Military suicides have more than doubled in the Army, exceeding the national average over the past five years, and leaders are redoubling efforts to figure out why.
"It's an area that can't get enough focus right now," Navy Adm. Mike Mullen, chairman of the Joint Chiefs of Staff, said. "When we're losing as many lives as we are, it is a crisis we have to continue to address".
In an interview with the Pentagon Channel and American Forces Press Service, Mullen and his wife, Deborah, talked about what it will take to stop troops and families from taking their own lives.
"It's a very difficult, vexing, complex problem and one that leadership has to spend an awful lot of time on to try to figure out," Mullen said. "It's one that in the country is not well understood; therefore, [it's] one in the military that isn't understood".
While top leaders are struggling to find answers, military suicides have reached a critical point, the chairman said. Last year, suicide claimed 309 troops, and in 2008, 267 servicemembers committed suicide, according to a Defense Department task force. From 2005 to 2009, more than 1,100 servicemembers took their own lives, an average of one suicide every 36 hours, the task force said.
Some reports attribute the spike to multiple deployments and long family separations. The majority of suicides do take place among servicemembers who have deployed, Mullen said. Still, a considerable number occur among those who haven't deployed, he added.
Complicating the issue is a delay in symptoms for those who have served in combat, Mullen said. In many cases, post-traumatic stress symptoms don't reveal themselves until months or years later, and a servicemember may be discharged by that time and back in a civilian community without the same level of support. The military needs to find ways to track those servicemembers so they receive the support they need, he said.

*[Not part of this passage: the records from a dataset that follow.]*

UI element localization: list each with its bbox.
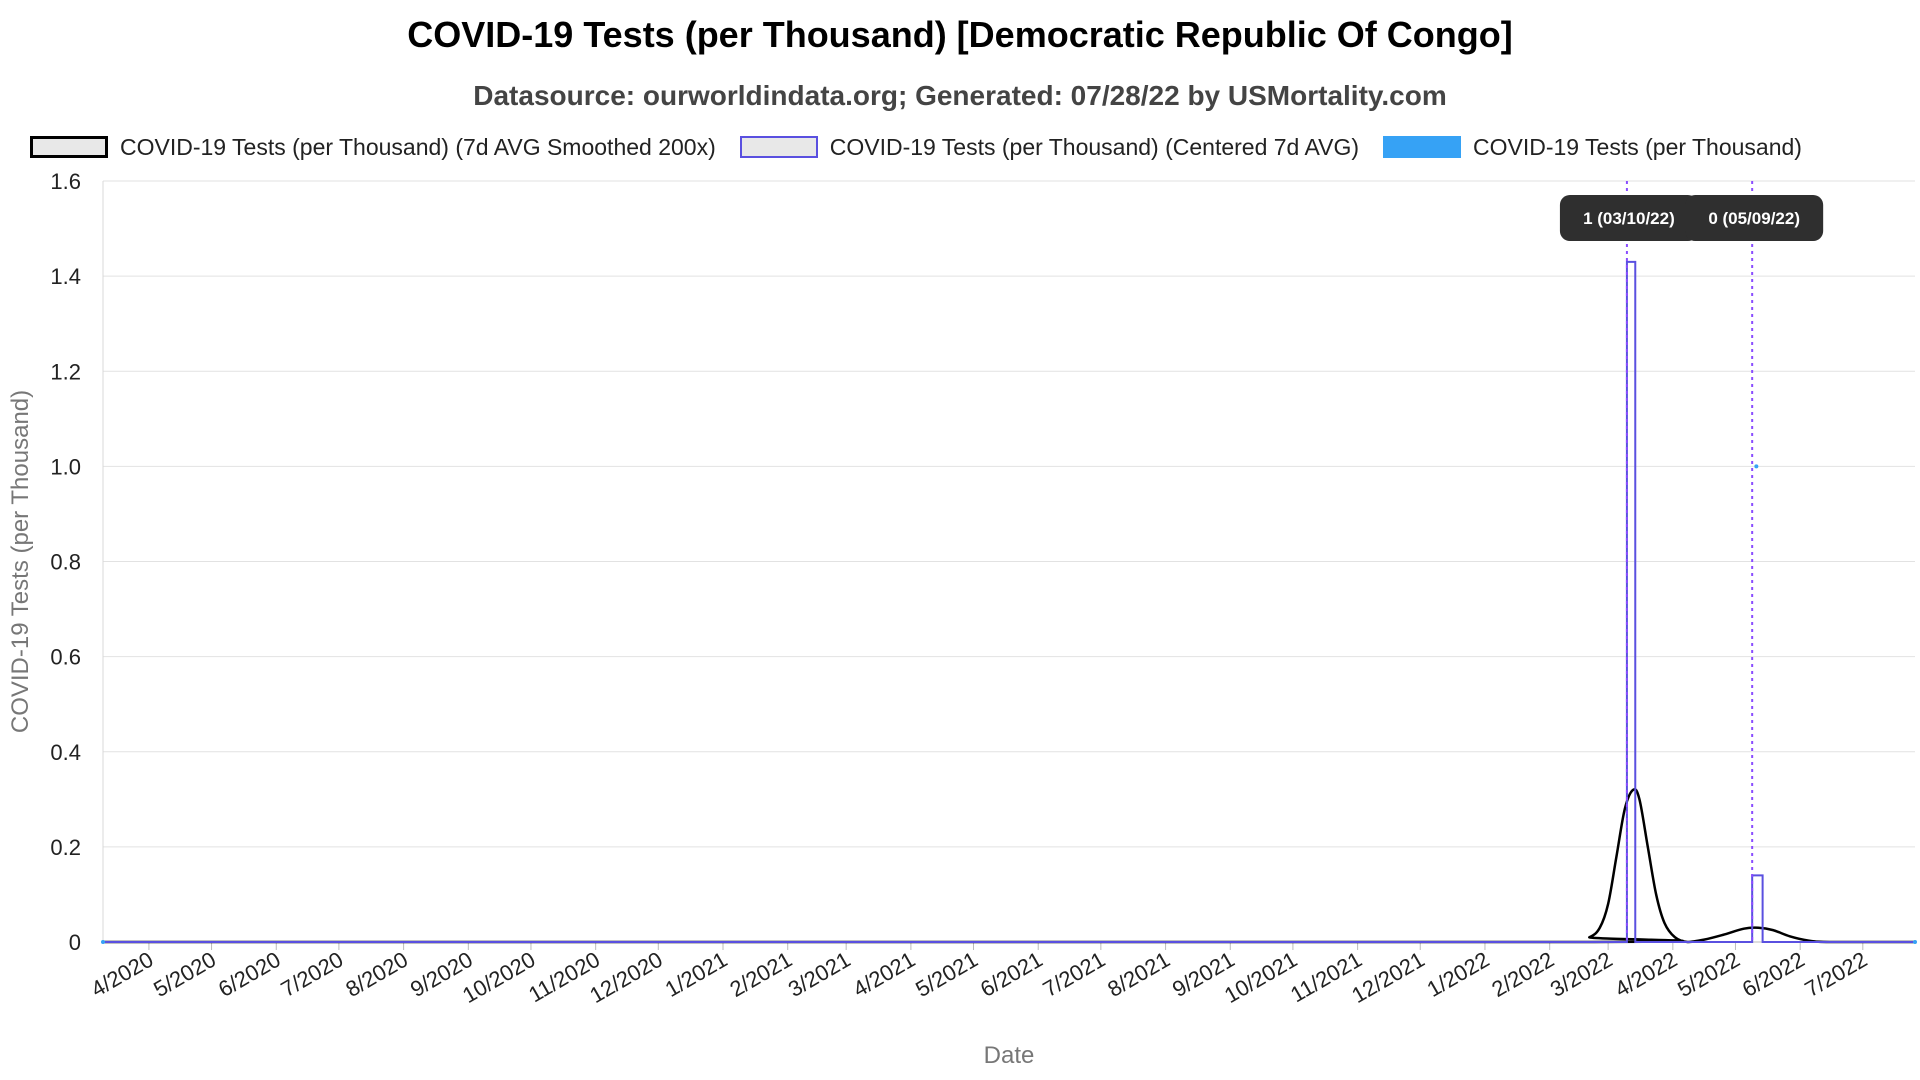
x-tick-label: 5/2022 <box>1673 947 1744 1002</box>
legend-label-centered: COVID-19 Tests (per Thousand) (Centered … <box>829 133 1359 160</box>
x-tick-label: 3/2021 <box>784 947 855 1002</box>
x-tick-label: 6/2020 <box>214 947 285 1002</box>
legend-swatch-centered <box>739 136 818 158</box>
x-tick-label: 4/2021 <box>849 947 920 1002</box>
x-tick-label: 6/2022 <box>1738 947 1809 1002</box>
y-tick-label: 0 <box>69 930 81 955</box>
x-tick-label: 4/2020 <box>87 947 158 1002</box>
y-tick-label: 1.4 <box>50 264 81 289</box>
legend: COVID-19 Tests (per Thousand) (7d AVG Sm… <box>30 130 1826 164</box>
x-tick-label: 12/2021 <box>1347 947 1428 1008</box>
y-tick-label: 1.2 <box>50 359 81 384</box>
x-tick-label: 10/2021 <box>1220 947 1301 1008</box>
y-tick-label: 0.4 <box>50 740 81 765</box>
x-tick-label: 7/2020 <box>277 947 348 1002</box>
x-axis-title: Date <box>984 1042 1035 1069</box>
series-smoothed-line <box>103 788 1915 944</box>
y-tick-label: 0.8 <box>50 550 81 575</box>
x-tick-label: 1/2021 <box>661 947 732 1002</box>
series-raw-point <box>1754 464 1759 469</box>
series-centered-line <box>103 260 1915 943</box>
annotation-label: 0 (05/09/22) <box>1708 209 1800 228</box>
x-tick-label: 1/2022 <box>1423 947 1494 1002</box>
annotations: 1 (03/10/22) 0 (05/09/22) <box>1559 181 1824 942</box>
x-tick-label: 2/2022 <box>1487 947 1558 1002</box>
x-tick-label: 4/2022 <box>1611 947 1682 1002</box>
annotation-tooltip <box>1685 195 1824 241</box>
y-tick-label: 1.0 <box>50 454 81 479</box>
x-tick-label: 3/2022 <box>1546 947 1617 1002</box>
legend-label-smoothed: COVID-19 Tests (per Thousand) (7d AVG Sm… <box>120 133 716 160</box>
legend-swatch-raw <box>1383 136 1461 158</box>
x-tick-label: 5/2021 <box>911 947 982 1002</box>
x-tick-label: 5/2020 <box>149 947 220 1002</box>
series-layer <box>101 260 1917 944</box>
legend-item-centered[interactable]: COVID-19 Tests (per Thousand) (Centered … <box>739 133 1359 161</box>
y-tick-label: 0.6 <box>50 645 81 670</box>
legend-item-raw[interactable]: COVID-19 Tests (per Thousand) <box>1383 134 1802 161</box>
legend-label-raw: COVID-19 Tests (per Thousand) <box>1473 133 1802 160</box>
legend-swatch-smoothed <box>30 136 108 158</box>
x-tick-label: 7/2021 <box>1039 947 1110 1002</box>
chart-title: COVID-19 Tests (per Thousand) [Democrati… <box>407 14 1513 55</box>
x-tick-label: 6/2021 <box>976 947 1047 1002</box>
legend-item-smoothed[interactable]: COVID-19 Tests (per Thousand) (7d AVG Sm… <box>30 134 716 161</box>
grid-lines <box>103 180 1915 943</box>
y-tick-label: 1.6 <box>50 169 81 194</box>
x-tick-label: 12/2020 <box>585 947 666 1008</box>
annotation-label: 1 (03/10/22) <box>1583 209 1675 228</box>
x-tick-label: 10/2020 <box>458 947 539 1008</box>
x-tick-label: 8/2020 <box>341 947 412 1002</box>
x-tick-label: 2/2021 <box>725 947 796 1002</box>
y-tick-label: 0.2 <box>50 835 81 860</box>
chart-subtitle: Datasource: ourworldindata.org; Generate… <box>473 80 1447 111</box>
x-tick-label: 8/2021 <box>1103 947 1174 1002</box>
series-raw-point <box>1913 940 1917 944</box>
x-tick-label: 7/2022 <box>1801 947 1872 1002</box>
annotation-tooltip <box>1559 195 1698 241</box>
y-axis-title: COVID-19 Tests (per Thousand) <box>7 390 34 733</box>
series-raw-point <box>101 940 105 944</box>
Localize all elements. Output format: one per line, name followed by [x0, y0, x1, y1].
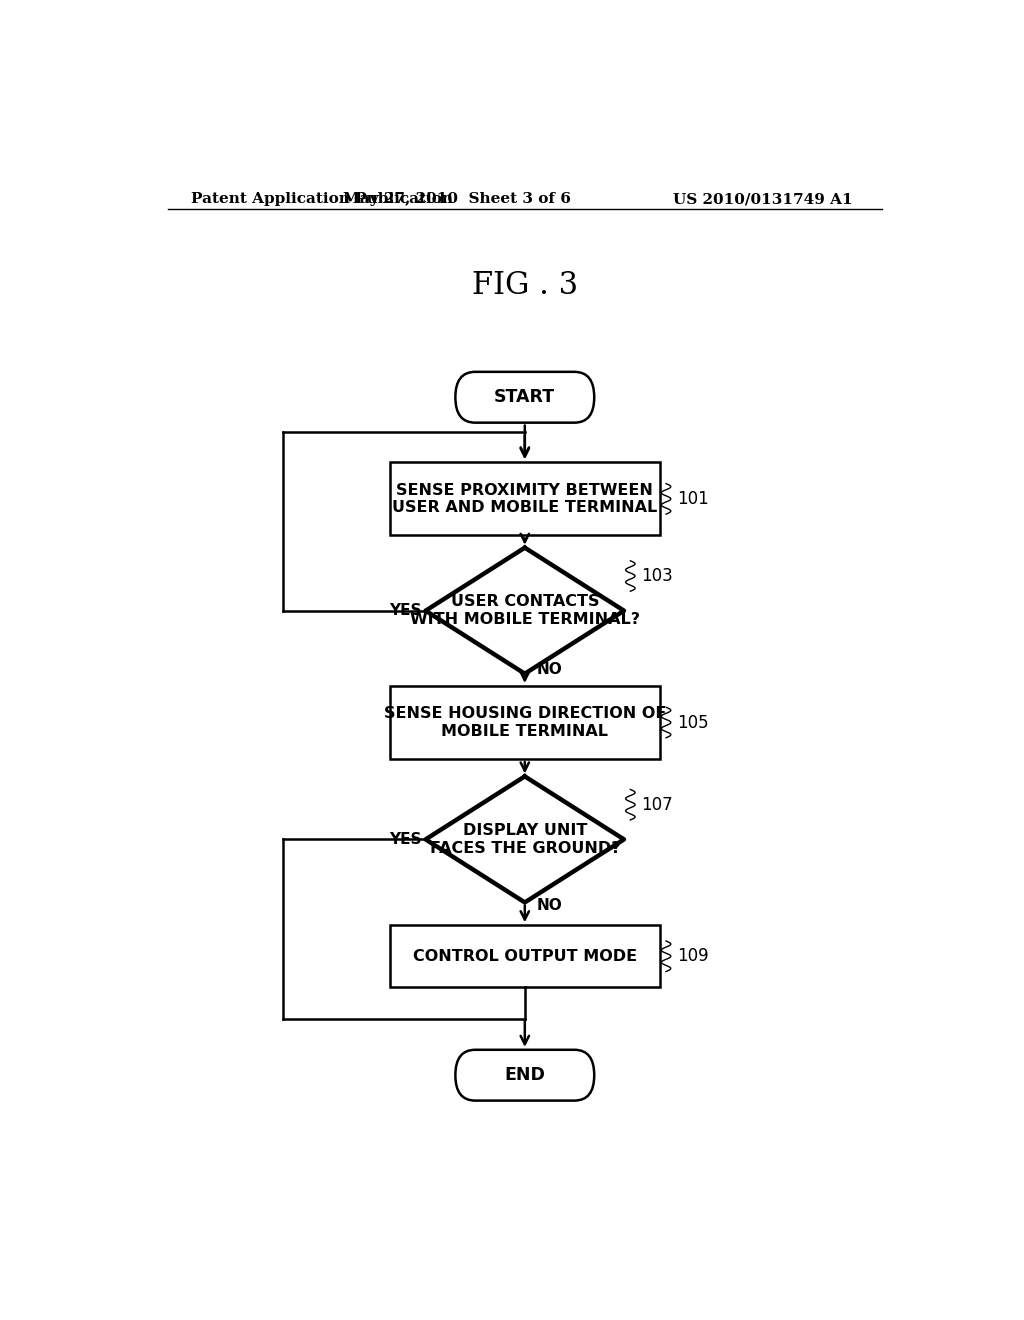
- Text: FIG . 3: FIG . 3: [472, 271, 578, 301]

"A significant amount of work needs to be done on the prevention aspect of [suicide] so we don't get to the point where men and women would consider doing this," he said.
Leaders also must gain an understanding of the problem's scope, including the signs, symptoms and vulnerable population, he said.
"More than anything else, I think, military leaders have to lead," Mullen said. Many leaders have had challenges themselves, he noted, and the way they address those challenges, seeking help when needed, can set the example for others.
The military also must work to end the stigma that's preventing people from seeking help early on, Mullen said, including family members afraid to raise a red flag.